Tuesday, November 07, 2006

I call you friend

Intended for Novemeber 2, 2006 but finished November 7, 2006.
Yesterday at the baptism of Maximilian, a question I had been pondering lately was answered quite clearly. I asked the question in a poll at phatmass, knowing quite well what my own answer was. The question was this:

Is it or is it not our job (to a point) to promote the sanctity of every human being, especially our brothers and sisters in Christ?

An overwhelming majority said it was. And I agree with them. So does Father Juniper. It is ABSOLUTELY our job to promote the sanctity of our loved ones... and even those whom we do not know! In the rite of baptism, the faithful gathered there promise to guide and raise the child in the faith, helping them to become a saint. It is asked specifically of the Godparents. They respond, "We are." Father proceeded to explain our involvement in that statement like this:

If mom and dad are busy and little Maximilian starts to run off somewhere he shouldn't, we would step in and snatch him up. When he goes to touch something hot, we don't wait for someone else to tell him 'no'. We all help the parents to the best of our ability to raise the child and to protect him. In faith, we provide a good example. We are faithful in what we do and what we say, showing the little ones how to live out and live with the love of Christ.

At what point though do we discontinue our faithful example? Well, I don't believe we ever do. We, as a faith community as well as individuals, are responsible for keeping each other in check, so to speak. It is our obligation as followers of Christ to preach the Gospel and lead by example so that every heart may be converted by the love of Christ. If we see a friend living a life of sin and we fail to say something, we too are sinning. If we do not provide correction, if we condone the action, or aide the person in the act in some way, we too are sinning. But regardless of the effect it has on us, should we not be concerned for the state of another's soul?
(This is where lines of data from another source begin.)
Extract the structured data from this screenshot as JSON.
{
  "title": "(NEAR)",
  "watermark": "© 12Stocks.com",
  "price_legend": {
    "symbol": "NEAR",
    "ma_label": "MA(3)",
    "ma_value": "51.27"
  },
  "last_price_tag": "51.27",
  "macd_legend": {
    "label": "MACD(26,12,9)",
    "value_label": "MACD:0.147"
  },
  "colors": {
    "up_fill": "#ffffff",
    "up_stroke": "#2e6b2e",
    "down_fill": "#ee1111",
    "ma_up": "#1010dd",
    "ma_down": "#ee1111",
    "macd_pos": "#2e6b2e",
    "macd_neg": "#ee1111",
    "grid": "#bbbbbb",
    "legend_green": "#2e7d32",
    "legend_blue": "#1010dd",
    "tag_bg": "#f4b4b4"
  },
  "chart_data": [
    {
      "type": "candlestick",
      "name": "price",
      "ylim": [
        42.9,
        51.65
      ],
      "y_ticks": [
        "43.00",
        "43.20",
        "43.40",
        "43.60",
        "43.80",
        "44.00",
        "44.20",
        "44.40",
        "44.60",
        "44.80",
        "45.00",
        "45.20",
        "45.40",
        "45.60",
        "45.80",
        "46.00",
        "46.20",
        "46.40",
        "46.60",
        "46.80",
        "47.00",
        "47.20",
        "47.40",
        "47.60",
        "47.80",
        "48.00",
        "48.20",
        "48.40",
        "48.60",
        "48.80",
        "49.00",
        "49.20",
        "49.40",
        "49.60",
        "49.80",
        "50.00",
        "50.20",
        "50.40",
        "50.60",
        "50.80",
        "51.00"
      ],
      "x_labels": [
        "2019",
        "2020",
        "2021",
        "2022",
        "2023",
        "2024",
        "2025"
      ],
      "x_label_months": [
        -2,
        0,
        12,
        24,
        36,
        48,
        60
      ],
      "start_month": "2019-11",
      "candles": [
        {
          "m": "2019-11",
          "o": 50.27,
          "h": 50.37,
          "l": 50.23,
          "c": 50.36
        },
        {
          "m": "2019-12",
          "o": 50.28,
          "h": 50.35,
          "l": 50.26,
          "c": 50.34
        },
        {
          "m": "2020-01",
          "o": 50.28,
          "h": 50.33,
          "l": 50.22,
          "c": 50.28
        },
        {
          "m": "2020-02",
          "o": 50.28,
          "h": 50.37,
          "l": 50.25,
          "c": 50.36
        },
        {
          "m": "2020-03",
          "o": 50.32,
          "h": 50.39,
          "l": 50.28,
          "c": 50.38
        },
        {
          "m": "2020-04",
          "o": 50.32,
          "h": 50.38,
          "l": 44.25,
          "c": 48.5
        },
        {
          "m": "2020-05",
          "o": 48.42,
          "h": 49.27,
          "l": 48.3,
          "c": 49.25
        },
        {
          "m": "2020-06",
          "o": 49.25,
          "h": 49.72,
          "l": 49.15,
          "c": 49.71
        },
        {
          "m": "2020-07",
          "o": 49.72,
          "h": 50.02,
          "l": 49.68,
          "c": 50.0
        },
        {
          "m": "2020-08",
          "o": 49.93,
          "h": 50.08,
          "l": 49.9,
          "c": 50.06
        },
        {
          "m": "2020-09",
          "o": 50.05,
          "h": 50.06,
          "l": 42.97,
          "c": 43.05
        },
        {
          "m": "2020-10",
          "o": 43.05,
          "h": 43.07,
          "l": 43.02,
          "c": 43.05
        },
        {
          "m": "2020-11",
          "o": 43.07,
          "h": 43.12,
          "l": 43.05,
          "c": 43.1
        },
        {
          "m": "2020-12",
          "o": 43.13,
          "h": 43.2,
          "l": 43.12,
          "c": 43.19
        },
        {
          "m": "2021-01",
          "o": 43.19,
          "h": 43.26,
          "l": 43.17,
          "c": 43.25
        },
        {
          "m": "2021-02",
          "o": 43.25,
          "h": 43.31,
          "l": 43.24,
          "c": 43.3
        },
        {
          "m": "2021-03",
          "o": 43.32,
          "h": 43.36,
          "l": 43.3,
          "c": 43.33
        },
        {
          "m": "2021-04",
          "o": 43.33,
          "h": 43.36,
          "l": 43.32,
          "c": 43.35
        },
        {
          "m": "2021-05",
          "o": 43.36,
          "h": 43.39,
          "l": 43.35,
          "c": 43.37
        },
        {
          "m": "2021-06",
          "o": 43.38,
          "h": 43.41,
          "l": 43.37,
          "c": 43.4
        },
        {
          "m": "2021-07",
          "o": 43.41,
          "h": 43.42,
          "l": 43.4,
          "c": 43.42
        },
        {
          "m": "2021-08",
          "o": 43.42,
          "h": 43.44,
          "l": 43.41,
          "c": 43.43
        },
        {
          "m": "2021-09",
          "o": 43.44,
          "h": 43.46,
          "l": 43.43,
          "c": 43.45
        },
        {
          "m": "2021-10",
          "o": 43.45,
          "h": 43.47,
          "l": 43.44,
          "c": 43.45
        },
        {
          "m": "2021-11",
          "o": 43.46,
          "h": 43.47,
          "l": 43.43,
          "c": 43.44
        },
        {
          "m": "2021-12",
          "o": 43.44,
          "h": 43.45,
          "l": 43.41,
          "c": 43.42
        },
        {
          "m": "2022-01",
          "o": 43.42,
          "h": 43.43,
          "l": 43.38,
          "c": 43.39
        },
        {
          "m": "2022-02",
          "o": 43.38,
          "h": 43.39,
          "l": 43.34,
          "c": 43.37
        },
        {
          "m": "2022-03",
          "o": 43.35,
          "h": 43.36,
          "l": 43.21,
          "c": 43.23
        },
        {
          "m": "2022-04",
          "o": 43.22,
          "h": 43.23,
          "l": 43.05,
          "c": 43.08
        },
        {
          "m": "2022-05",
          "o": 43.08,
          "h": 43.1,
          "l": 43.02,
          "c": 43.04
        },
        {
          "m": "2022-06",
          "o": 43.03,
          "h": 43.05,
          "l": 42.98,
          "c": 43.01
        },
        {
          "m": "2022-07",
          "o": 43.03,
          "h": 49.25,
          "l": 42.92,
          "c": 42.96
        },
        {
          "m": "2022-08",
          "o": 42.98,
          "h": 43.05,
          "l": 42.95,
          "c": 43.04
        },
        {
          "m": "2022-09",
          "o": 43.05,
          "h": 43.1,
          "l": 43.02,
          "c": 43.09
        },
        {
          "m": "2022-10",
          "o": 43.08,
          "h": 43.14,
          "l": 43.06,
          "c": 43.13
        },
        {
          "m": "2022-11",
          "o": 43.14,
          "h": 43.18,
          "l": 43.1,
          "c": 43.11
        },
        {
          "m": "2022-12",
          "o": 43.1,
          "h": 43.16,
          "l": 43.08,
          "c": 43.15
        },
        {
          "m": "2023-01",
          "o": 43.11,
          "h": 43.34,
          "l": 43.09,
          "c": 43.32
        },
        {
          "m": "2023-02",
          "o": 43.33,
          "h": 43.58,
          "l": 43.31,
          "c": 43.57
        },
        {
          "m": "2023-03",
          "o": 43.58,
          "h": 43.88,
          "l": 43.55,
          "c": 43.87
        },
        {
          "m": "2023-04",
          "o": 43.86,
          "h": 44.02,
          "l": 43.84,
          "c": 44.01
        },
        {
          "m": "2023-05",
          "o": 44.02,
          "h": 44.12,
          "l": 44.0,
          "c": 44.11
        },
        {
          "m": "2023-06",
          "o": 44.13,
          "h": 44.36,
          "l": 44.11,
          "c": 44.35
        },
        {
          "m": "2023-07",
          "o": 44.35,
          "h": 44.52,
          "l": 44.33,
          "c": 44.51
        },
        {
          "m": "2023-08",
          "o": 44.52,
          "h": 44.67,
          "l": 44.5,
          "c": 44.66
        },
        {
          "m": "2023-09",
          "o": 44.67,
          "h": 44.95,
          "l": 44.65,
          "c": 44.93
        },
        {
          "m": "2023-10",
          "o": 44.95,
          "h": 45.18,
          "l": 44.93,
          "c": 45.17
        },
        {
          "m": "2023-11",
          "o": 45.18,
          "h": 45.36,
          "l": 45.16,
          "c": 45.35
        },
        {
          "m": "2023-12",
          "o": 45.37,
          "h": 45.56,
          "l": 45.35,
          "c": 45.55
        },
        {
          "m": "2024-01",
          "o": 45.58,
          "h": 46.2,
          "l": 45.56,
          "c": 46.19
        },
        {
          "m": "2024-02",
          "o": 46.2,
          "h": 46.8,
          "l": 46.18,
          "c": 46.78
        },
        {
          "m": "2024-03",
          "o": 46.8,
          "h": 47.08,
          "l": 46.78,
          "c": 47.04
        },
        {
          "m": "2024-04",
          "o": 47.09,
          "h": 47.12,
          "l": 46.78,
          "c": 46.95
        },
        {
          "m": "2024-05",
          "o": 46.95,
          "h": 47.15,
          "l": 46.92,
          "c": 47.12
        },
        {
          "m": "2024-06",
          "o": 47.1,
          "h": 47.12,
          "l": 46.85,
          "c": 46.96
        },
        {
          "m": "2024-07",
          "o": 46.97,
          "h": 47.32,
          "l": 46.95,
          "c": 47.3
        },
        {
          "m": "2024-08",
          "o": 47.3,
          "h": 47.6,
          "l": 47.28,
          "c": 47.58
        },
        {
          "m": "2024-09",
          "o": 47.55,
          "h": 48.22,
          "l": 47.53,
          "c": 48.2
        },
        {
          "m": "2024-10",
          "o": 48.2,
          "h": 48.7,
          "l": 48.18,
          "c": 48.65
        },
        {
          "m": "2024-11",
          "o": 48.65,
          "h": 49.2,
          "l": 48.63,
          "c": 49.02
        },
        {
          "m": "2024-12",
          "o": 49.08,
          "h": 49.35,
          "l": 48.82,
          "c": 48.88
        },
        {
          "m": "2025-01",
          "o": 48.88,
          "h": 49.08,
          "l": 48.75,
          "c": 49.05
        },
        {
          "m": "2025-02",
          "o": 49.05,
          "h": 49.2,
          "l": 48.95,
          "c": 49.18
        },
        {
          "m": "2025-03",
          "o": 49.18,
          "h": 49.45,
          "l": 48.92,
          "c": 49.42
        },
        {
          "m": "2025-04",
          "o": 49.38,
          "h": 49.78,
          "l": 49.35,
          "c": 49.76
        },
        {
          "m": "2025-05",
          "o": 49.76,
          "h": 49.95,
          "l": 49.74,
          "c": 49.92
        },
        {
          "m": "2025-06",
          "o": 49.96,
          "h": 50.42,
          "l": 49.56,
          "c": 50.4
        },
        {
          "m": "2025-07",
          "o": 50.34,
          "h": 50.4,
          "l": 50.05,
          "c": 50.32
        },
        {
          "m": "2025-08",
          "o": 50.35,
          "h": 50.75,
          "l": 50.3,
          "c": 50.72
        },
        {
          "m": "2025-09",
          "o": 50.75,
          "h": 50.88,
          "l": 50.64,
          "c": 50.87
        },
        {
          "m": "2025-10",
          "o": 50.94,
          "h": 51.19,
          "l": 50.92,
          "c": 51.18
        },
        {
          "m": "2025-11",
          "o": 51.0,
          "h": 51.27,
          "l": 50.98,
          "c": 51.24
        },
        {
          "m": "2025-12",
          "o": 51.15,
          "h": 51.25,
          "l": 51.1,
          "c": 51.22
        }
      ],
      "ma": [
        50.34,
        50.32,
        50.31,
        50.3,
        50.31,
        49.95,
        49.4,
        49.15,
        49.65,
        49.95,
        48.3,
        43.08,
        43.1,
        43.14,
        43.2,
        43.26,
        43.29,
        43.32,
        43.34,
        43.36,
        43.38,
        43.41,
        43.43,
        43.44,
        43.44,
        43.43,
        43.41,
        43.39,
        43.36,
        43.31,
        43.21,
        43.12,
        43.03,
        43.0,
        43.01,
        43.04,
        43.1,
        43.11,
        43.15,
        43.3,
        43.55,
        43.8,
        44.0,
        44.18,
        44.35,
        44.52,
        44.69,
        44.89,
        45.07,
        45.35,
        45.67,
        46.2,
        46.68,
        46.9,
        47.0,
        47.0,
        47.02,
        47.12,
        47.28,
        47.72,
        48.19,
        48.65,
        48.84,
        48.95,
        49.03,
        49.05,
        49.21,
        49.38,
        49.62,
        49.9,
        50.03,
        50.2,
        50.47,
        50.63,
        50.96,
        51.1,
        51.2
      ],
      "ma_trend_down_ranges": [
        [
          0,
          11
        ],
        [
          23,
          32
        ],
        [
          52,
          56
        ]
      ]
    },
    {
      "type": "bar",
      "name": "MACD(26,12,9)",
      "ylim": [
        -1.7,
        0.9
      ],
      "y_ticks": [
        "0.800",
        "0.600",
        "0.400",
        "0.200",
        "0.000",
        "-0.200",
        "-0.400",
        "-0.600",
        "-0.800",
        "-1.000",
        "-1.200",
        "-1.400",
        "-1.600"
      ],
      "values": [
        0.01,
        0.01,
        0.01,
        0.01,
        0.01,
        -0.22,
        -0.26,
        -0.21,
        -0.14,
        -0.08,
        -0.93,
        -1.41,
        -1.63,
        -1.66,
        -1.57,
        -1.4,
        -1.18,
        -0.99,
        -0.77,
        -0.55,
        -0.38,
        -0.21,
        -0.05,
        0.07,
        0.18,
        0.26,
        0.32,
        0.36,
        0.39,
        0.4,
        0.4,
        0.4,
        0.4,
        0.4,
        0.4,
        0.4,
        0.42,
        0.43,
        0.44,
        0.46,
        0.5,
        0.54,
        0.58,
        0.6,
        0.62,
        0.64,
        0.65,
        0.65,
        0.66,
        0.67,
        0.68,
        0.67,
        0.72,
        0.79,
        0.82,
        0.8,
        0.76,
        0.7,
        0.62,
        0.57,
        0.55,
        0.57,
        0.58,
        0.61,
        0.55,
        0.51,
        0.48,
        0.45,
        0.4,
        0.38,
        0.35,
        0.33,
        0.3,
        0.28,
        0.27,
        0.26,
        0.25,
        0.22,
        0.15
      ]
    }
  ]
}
When we marry, it is our priority to help our spouse to heaven. When we have children, a priority then is to raise our children to be saints. But simply because we do not share a marriage bed or give life to the person whom is sinning does not mean that we are freed of the obligation to provide counsel and correction. Christ calls each of us to bring the world to Him and to His sacred heart.

Each of us are called to love like Christ and in loving like Christ we care for the person's soul always. Period. End of story.